Plamondon’s creation of “Starmania” and other musical comedies has led to the launch of careers of many artists including Martine St-Clair, Jean Leloup, Isabelle Boulay, Bruno Pelletier, Patrick Fiori and Garou.
Born in Saint-Raymond de Portneuf, Luc Plamondon grew up on the farm where his father raised horses. His aunt Augustine, the village church organist, taught Luc the piano at an early age and encouraged him to play roles in operettas she put together at the local church hall. At the top of his class in school, he attended the Séminaire de Québec at twelve years of age. In his teens and pursuing his classical studies at Jesuit College in the early sixties, he discovered artists from Aznavour to Gainsbourg, the greats of French song, while dancing to the rhythms of rock ‘n’ roll and Elvis Presley. He secretly began writing songs and plays. It was at that time that he experienced his first defining moment of musical theatre, when he saw Bertold Brecht and Kurt Weill’s ‘Opéra de Quat-sous’ at the Théâtre Capitole.
After earning his Bachelor’s Degree in teaching at the University of Laval, he studied literature at the University of Montreal, art history at The Louvre in Paris, languages in Madrid, Rome, London (where he was seduced by the music of the Rolling Stones and the Beatles) and finally in Berlin, where he discovered opera. He then spent a year travelling through the United Sates. He stayed in New York for a time, gorging himself on musical theatre productions, and then moved on to San Francisco, where he immediately fell under the spell of ‘Hair’, the first musical rock opera. This lit the spark that led him to write ‘Starmania’ some ten years later, which was produced in Paris by none other than…Tom O’Horgan, famous director of the original production of ‘Hair’.
Upon his return to Montreal in 1970, he wrote his first song, Dans ma camaro, with music by André Gagnon. Then came Les chemins d’été, recorded in 1970 by the popular star of the day Steve Fiset, which was an instant hit and triggered a craze that summer, being played over 25,000 times and then being included into the Classiques SOCAN. Throughout his career, 29 of Plamondon’s songs have made it into the Classiques SOCAN, making him the most honoured Canadian artist in this regard.
His career as a songwriter began in earnest while working with the great diva Monique Leyrac, who taught him the trade. His work with Renée Claude, the popular pop star of the era, cemented his desire to pursue a career as a lyricist. But it was Diane Dufresne who became his favourite recording artist to work with and for whom he eventually wrote 75 songs. With François Cousineau as a partner, they were the ‘dream team’. Considered to be the first French language rock lyricist, he was called upon, in the eighties, to work with the likes of Julien Clerc, Catherine Lara, Robert Charlebois, Nanette Workman, Johnny Hallyday, as well as pop stars including Ginette Reno, Nicole Croisille, and Petula Clark. His career as lyricist reached an all-time high in 1992 with ‘Dion chante Plamondon’, a tribute album recorded by Céline Dion. Two million copies of the album sold throughout the world. L’amour existe encore remains Luc’s personal favourite among all the songs he’s written. Luc Plamondon’s career as a songwriter slowly moved on to that of writing dramatic musical productions.
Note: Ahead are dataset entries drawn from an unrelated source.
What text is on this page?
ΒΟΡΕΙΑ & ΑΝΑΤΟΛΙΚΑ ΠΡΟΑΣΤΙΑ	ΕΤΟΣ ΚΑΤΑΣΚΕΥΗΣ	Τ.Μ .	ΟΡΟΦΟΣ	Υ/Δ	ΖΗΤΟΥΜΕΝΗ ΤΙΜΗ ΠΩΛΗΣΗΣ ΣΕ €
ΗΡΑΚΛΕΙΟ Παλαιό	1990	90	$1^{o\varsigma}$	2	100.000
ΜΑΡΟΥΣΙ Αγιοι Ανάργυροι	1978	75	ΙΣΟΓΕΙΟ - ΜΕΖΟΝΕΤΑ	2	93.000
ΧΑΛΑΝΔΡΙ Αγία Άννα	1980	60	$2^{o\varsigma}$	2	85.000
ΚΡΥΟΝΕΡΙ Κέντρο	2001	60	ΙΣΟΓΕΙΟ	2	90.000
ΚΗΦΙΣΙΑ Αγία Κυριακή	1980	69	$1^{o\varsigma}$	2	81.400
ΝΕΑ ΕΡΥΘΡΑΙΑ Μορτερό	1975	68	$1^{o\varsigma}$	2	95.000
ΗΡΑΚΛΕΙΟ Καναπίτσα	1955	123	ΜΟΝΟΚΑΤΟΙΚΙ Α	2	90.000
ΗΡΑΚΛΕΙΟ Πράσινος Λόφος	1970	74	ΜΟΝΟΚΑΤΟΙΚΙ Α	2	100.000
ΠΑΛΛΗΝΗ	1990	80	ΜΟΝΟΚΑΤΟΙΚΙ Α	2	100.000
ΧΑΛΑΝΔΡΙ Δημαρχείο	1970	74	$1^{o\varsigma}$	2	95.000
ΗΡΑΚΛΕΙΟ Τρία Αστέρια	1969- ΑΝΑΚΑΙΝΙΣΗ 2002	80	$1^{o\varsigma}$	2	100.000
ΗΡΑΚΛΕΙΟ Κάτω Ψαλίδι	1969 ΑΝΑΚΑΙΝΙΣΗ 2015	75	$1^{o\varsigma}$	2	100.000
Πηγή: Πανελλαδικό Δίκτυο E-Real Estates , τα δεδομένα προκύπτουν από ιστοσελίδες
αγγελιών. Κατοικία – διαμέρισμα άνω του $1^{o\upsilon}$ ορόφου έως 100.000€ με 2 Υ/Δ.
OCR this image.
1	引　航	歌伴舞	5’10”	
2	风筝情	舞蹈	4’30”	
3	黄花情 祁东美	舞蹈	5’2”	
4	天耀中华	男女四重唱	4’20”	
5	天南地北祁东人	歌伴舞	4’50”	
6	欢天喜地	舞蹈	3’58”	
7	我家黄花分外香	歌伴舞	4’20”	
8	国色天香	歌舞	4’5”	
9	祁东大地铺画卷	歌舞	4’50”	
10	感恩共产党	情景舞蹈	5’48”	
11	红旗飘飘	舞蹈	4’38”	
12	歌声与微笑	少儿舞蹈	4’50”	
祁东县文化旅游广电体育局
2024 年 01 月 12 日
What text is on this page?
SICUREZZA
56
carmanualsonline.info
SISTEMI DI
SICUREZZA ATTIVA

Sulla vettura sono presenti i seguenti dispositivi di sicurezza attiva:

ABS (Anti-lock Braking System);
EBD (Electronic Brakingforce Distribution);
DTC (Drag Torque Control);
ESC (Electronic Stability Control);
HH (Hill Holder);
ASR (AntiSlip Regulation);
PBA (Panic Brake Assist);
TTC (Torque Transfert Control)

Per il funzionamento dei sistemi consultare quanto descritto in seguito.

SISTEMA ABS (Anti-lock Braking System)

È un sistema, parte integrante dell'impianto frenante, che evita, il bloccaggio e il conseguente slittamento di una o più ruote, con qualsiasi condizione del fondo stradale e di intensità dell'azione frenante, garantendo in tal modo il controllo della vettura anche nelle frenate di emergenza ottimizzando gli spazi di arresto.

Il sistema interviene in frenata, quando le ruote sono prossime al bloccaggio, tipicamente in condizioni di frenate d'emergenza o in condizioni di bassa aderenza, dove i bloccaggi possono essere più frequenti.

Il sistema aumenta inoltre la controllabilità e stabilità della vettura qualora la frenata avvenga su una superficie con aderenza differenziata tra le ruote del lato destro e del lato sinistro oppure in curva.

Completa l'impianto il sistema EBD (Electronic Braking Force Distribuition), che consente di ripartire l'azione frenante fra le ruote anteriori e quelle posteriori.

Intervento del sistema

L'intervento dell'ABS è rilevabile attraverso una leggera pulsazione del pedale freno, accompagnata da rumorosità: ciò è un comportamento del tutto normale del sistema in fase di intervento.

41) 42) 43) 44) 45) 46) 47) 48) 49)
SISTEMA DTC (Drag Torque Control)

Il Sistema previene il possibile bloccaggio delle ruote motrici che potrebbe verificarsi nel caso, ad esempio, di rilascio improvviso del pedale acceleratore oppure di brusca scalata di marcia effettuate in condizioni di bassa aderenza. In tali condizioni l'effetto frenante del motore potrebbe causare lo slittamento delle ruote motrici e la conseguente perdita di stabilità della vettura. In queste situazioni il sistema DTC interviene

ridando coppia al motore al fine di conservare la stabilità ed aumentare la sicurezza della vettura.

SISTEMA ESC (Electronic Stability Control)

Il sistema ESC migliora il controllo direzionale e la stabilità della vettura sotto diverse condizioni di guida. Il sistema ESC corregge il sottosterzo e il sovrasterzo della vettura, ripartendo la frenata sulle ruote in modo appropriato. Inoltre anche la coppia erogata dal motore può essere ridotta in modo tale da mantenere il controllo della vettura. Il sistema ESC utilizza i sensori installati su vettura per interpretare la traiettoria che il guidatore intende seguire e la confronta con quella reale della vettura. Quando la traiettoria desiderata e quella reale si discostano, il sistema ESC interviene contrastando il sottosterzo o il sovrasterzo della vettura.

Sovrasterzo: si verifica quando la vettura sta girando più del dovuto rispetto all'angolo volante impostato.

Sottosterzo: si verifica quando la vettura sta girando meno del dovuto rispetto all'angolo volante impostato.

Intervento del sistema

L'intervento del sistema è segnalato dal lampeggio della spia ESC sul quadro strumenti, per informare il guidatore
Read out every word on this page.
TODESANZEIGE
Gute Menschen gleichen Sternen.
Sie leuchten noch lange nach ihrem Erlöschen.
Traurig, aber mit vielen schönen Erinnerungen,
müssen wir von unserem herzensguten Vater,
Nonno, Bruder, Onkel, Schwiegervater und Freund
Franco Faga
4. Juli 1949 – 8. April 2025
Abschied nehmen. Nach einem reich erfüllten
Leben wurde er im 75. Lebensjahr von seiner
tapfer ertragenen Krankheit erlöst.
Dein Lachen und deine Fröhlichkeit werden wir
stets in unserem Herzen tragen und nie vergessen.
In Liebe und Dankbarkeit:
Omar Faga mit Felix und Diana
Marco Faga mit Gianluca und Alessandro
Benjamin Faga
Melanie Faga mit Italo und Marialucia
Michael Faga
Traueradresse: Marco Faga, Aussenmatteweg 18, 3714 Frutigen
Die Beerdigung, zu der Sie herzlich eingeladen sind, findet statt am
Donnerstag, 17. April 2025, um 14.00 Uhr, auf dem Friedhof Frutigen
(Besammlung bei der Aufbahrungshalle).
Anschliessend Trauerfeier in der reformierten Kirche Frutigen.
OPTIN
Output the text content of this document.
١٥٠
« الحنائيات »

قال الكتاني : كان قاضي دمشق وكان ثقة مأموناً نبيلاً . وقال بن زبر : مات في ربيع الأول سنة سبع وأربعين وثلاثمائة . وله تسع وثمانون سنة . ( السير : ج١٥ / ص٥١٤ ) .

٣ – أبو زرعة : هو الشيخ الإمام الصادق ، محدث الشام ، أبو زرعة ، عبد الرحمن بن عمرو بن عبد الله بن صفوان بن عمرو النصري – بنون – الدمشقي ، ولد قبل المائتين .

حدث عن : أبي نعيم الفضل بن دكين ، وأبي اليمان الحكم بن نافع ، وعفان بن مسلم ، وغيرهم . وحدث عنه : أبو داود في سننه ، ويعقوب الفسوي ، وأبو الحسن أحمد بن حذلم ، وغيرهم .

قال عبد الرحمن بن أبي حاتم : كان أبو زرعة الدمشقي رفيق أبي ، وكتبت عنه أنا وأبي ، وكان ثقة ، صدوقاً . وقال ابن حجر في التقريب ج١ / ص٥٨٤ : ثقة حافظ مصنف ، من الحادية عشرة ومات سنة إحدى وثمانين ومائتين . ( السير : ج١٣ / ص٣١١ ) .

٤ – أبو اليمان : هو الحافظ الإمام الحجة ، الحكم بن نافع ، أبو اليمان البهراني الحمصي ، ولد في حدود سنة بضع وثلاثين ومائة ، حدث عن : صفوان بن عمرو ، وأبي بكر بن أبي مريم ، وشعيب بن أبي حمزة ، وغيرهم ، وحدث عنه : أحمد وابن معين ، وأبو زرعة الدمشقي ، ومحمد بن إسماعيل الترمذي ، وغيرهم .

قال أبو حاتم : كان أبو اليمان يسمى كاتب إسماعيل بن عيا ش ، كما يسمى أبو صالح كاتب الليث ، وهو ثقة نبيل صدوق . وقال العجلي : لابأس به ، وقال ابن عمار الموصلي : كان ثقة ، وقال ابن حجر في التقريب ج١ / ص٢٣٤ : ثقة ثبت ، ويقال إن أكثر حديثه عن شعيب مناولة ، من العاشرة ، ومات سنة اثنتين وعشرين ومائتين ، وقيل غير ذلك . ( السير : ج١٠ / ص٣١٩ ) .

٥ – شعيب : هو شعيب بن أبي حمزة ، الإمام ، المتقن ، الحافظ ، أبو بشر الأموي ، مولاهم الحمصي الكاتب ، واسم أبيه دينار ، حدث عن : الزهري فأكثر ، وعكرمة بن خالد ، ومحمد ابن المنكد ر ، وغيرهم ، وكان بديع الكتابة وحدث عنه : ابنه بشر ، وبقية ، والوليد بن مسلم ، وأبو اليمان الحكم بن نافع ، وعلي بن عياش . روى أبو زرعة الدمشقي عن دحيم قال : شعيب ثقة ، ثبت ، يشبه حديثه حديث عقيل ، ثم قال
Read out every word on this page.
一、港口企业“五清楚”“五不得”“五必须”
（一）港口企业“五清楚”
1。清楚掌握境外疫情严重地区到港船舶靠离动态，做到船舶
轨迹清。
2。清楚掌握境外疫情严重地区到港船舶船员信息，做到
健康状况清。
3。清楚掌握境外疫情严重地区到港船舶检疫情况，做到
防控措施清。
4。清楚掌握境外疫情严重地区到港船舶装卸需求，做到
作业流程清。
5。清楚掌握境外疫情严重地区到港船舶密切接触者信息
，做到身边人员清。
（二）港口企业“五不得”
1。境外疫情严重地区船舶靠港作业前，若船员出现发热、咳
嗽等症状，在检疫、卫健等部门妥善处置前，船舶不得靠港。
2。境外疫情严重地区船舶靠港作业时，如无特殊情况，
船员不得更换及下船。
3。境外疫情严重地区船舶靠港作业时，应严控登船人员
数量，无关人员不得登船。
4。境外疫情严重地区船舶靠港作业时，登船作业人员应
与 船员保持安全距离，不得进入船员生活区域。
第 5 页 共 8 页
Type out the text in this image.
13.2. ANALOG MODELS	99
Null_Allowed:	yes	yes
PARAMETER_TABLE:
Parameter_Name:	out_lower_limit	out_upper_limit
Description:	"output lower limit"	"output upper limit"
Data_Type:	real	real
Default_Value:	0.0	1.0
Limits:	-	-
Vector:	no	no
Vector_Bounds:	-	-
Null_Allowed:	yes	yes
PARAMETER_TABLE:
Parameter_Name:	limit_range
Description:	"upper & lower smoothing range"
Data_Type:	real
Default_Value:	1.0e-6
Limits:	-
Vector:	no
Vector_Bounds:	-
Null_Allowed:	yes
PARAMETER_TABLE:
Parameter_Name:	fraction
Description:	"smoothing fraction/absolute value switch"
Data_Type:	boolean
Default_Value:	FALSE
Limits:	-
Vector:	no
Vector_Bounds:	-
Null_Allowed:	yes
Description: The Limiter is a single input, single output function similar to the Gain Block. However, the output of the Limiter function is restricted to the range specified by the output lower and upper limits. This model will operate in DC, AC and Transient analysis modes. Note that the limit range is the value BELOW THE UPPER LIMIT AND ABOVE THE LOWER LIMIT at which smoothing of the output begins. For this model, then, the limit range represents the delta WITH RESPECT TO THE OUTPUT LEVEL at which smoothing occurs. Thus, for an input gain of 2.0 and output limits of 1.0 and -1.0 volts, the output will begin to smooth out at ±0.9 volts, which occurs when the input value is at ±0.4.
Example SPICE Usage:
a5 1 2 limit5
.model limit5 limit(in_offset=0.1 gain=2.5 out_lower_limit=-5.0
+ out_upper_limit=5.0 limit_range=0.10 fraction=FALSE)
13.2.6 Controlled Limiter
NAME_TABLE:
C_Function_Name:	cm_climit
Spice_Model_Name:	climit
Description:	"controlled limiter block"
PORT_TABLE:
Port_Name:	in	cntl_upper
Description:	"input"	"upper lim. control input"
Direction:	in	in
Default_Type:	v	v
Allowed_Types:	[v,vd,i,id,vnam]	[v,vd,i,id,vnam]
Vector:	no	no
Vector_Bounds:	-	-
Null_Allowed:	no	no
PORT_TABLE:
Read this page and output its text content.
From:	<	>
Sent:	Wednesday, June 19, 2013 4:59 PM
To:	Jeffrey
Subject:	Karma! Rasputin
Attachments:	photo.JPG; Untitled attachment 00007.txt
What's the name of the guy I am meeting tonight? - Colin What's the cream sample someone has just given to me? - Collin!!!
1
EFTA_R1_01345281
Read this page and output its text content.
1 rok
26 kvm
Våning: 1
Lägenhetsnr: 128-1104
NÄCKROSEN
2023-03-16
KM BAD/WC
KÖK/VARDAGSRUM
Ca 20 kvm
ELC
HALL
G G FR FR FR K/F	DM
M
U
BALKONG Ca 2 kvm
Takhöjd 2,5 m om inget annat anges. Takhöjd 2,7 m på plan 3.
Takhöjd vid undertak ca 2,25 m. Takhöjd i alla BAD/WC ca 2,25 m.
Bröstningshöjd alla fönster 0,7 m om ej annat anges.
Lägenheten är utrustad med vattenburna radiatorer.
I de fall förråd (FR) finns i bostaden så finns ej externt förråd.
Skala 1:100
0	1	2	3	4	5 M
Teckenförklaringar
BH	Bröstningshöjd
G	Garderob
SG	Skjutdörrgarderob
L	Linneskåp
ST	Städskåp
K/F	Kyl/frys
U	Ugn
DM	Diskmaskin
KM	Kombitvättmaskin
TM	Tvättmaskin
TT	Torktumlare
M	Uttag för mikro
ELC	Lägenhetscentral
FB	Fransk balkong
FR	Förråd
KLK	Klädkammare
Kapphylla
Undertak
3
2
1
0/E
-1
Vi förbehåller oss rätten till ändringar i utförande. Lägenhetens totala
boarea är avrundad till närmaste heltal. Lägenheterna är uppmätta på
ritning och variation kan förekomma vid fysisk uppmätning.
In addition to ‘Starmania’, he has written five other musical comedies, which were all produced in Paris: ‘Lili Passion’, in collaboration with Barbara and interpreted by Barbara and Gérard Depardieu; ‘La Légende de Jimmy’ in 1990; ‘Sand et les Romantiques in 1992; ‘Cindy’ in 2002; and of course ‘Notre-Dame de Paris’ directed by Gilles Maheu, which has been garnering international success for several decades.
All these shows were instrumental in launching the singing careers of many artists, both in France and in Quebec, including Fabienne Thibeault, Daniel Balavoine, Martine St-Clair, Marie Carmen, Jean Leloup, Marie Denise Pelletier, Isabelle Boulay, Bruno Pelletier, Luce Dufault, Natasha St-Pier, Patrick Fiori, Hèlène Segara and Garou.
Luc Plamondon was made Chevalier de l’Ordre national du Québec in 1989, Officer of the Order of Canada in 2002, and Chevalier de la Légion d’Honneur in France in 1994.
Recipient of an Honourary Doctorate of Arts from the University of Laval – as well as the Medal of the City of Paris, the Governor General of Canada Award, the Pléiade Award for the promotion of La Francophonie, and the Prix du Français dans la Culture (Québec) – he was the first Quebecois to be inducted into the Canadian Music Hall of Fame in 1999. He received the World Music Award (in Monaco) for the global success of ‘Notre-Dame de Paris’ and the MIDEM Award (in Cannes) for his career as lyricist, which also resulted in his being awarded several Felix Awards in Quebec and Victoires de la musique awards in France.
Luc Plamondon is also well known as an ardent defender of copyrights and a great advocate of the French language.